What can be found, however, are children who
have suffered consistently, often invisibly, and whose cries for
help have been unrecognized or ignored. Children often suffer most
because of an absent parent, not the one who's present.
In fact, feelings of abandonment may be so
great that they overpower everything else.
Most parents try do the best they know how,
but they act or react to ways they've been treated. A child who
grows up with an overpowering parent may pick a distant partner,
finding pleasure in the space that's offered, until loneliness sets
in. Then, to fight the isolation, that person may well become a
hovering and smothering parent.
In many families, there are invisible,
repetitive cycles of emotional abuse, often involving physical and
sexual abuse - but not always, that dominate the lives of millions
of children.
As I see them, these separate cycles are
rage, abandonment/rejection, enmeshment (where the family is one big
blob and a child can't think independently), complete neglect
(absolutely no one cares about the child) and extreme overprotection
and overindulgence (producing angry spoiled brats).
Take the case of the 9-year-old whose
parents finally had the money to move to a rich neighborhood. After
a heavy snow storm, the child spends hours of hard work, proudly
going from house to house shoveling pathways, earning over 25
dollars.
Yet his parents were furious. "Do you want
everyone to think we need money?" bellows his mother. Neither parent
spoke to him for days.
Abused children always cry out in some way
for help. But someone must hear them, or they can go beyond a point
of being reached. With every passing generation without intervention
the cycles of abuse intensify, often turning into physical or sexual
violence, or sexual perversion.
Take the child described earlier. He grew
into an adult seething with buried rage, unable to find pleasure in
work or relationships. He tormented his wife with his compulsive
womanizing. Her anguish did not appease him. On the contrary, he
found it both satisfying and arousing.
When she finally told him she was leaving,
he beat her to a pulp and almost killed her.

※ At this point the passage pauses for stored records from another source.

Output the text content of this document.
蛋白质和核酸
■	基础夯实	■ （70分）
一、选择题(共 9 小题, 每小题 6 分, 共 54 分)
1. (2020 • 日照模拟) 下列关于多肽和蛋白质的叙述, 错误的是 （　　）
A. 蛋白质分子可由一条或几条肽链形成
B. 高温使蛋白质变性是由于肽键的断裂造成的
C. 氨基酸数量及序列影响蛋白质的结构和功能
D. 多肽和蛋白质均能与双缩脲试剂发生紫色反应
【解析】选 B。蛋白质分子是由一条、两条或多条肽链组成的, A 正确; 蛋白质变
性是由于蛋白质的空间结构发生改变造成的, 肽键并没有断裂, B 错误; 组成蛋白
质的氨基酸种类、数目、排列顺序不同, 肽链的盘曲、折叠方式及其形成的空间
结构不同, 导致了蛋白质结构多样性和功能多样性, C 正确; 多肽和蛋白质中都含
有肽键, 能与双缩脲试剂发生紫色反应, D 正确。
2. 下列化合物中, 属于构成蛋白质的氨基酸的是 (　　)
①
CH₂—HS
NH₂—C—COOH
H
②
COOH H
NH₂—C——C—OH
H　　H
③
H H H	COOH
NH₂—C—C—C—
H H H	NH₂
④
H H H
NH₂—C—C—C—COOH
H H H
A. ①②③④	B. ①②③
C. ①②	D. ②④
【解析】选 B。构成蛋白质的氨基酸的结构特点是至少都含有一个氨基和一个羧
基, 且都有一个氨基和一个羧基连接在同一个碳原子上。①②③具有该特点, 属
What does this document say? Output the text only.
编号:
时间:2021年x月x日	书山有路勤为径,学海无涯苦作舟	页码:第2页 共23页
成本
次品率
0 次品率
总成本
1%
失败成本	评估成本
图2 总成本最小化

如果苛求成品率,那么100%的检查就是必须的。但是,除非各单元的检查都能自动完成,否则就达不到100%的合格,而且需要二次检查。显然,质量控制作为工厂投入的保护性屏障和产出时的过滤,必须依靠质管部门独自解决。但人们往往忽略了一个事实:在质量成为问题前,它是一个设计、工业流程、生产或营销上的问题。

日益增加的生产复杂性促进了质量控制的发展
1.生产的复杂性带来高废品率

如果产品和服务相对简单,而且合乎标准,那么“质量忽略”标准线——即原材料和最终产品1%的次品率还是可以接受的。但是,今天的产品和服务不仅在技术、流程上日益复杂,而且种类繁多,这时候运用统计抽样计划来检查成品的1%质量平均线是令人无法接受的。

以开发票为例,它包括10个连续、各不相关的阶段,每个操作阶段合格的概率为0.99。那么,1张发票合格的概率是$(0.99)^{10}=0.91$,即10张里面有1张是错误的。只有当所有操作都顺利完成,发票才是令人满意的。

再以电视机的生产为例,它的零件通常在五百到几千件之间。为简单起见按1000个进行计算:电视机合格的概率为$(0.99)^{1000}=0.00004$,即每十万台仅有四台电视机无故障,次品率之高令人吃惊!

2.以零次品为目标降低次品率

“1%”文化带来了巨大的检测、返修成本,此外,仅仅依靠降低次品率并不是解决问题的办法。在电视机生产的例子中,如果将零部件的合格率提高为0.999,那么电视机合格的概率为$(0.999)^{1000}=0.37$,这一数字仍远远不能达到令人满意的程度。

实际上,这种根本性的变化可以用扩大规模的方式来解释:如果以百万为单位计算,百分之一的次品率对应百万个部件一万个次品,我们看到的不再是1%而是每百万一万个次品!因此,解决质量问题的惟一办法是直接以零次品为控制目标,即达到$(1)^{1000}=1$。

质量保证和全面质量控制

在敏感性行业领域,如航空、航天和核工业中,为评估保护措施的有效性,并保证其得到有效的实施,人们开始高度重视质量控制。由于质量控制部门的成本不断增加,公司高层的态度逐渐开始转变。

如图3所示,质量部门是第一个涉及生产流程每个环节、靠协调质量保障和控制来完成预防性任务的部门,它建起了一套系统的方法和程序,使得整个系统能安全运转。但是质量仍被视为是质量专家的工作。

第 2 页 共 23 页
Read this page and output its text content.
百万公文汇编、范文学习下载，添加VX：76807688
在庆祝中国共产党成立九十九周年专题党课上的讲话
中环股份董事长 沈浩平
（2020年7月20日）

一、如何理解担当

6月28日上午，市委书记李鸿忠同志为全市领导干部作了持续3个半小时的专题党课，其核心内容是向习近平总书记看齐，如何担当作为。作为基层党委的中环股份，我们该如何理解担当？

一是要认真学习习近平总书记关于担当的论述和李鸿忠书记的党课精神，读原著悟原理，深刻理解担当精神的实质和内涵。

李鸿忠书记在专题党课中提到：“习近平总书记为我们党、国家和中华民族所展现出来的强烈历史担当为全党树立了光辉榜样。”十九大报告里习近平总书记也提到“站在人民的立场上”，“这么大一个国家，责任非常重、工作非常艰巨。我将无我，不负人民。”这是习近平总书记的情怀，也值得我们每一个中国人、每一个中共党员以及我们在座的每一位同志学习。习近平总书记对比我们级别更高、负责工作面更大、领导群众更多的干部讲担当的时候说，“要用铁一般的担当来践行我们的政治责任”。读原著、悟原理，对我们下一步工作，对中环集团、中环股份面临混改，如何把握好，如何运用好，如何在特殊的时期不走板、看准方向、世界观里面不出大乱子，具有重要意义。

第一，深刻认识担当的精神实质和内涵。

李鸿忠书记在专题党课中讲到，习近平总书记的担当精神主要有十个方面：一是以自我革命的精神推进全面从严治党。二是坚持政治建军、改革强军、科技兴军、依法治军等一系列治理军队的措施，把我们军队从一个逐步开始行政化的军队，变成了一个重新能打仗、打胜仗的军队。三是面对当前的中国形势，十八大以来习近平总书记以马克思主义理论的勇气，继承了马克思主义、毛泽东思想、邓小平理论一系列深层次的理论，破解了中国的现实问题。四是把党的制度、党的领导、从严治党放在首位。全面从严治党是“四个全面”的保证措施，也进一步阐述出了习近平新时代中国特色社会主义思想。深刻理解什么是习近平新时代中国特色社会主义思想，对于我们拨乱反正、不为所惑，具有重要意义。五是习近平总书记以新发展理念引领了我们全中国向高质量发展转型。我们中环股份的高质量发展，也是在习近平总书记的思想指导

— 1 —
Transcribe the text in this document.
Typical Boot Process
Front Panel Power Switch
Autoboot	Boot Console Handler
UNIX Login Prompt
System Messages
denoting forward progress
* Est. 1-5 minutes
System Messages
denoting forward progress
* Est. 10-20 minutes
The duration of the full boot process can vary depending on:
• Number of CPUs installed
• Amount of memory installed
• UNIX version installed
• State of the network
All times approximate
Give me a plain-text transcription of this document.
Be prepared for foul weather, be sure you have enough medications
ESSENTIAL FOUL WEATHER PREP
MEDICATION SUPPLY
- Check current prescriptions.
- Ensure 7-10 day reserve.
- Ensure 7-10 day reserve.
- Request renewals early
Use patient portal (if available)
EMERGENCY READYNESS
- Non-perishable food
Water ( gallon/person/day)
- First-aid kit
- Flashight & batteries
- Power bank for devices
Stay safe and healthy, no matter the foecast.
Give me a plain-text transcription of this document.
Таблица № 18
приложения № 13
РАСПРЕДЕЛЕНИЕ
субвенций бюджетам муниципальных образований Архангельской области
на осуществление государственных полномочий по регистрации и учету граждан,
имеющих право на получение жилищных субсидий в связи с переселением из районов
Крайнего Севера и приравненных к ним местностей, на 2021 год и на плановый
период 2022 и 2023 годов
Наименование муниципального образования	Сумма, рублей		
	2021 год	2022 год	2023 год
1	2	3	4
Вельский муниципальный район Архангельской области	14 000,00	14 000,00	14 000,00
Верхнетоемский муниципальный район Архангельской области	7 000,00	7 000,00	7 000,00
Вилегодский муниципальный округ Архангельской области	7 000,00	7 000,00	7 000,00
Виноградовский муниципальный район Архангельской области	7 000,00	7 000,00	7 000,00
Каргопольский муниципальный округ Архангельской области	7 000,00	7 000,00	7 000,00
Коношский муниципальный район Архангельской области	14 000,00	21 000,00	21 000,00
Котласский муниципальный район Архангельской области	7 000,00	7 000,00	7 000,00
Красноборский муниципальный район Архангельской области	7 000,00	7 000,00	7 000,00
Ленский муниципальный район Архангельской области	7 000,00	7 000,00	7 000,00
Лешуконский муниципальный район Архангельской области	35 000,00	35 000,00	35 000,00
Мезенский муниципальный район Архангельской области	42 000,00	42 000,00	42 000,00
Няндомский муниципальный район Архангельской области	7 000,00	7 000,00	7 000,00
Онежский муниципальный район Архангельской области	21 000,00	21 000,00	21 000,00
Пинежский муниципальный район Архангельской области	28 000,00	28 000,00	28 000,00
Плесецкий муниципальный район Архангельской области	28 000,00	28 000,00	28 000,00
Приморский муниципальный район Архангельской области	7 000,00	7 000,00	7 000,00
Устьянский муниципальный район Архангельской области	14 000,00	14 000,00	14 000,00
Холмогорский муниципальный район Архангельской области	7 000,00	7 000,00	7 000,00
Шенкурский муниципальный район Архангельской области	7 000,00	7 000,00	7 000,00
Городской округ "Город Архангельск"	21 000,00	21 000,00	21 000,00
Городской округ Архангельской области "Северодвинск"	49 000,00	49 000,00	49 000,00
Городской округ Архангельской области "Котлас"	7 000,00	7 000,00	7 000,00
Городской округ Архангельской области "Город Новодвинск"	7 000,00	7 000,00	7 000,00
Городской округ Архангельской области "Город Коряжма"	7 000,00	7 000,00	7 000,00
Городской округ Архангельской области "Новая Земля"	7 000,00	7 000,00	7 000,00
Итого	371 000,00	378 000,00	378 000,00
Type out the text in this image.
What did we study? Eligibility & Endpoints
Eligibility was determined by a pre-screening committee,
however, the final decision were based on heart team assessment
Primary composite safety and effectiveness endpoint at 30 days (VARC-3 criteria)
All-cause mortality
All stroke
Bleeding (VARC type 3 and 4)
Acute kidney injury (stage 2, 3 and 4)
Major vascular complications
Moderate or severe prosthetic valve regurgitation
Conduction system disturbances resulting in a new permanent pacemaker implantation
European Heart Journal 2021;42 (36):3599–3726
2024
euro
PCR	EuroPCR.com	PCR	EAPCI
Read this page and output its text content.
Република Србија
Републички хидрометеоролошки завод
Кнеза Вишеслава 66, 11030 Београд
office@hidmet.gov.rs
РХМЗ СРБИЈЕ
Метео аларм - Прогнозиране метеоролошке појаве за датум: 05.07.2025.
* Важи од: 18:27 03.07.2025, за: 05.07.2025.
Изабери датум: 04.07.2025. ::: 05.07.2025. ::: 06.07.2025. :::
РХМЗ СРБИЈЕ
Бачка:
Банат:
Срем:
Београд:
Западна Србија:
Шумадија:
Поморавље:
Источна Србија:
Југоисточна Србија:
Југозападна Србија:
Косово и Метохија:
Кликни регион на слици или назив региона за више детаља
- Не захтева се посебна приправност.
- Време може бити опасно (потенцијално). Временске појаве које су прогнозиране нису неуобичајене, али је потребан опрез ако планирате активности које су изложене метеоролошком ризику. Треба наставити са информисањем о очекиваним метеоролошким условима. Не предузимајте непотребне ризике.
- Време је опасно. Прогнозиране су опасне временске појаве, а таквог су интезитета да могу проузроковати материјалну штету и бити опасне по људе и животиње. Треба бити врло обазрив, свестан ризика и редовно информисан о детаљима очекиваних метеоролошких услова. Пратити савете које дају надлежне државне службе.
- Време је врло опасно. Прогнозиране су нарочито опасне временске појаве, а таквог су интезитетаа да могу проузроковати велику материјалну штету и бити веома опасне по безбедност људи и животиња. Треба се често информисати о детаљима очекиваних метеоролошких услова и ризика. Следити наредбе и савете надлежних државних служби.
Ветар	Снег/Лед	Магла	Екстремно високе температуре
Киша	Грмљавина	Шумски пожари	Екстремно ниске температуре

My work has taught me that kids who find
pleasure in expressions of chilling cruelty probably have endured at
least one of the cycles, as have at least one of their parents. What
about the kids who go through this pain and grow up in a decent way?
I believe that, somewhere in their lives, at
least one parent or caretaker, a teacher, a religious figure, a
neighbor, a relative - "someone" really cared deeply for them,
reached them and connected. Sometimes this person appears at such a
young age that he or she is not even remembered.
There is but one healing magic for this:
love. A child who has experienced it can't find joy and release in
plotting murder, or any of the other cruelties that we see so often
in our community.
It is uninterrupted pathology that turns
human beings into monsters. These savages have lost their hope and
thus their minds, becoming the terrifying perpetrators of evil.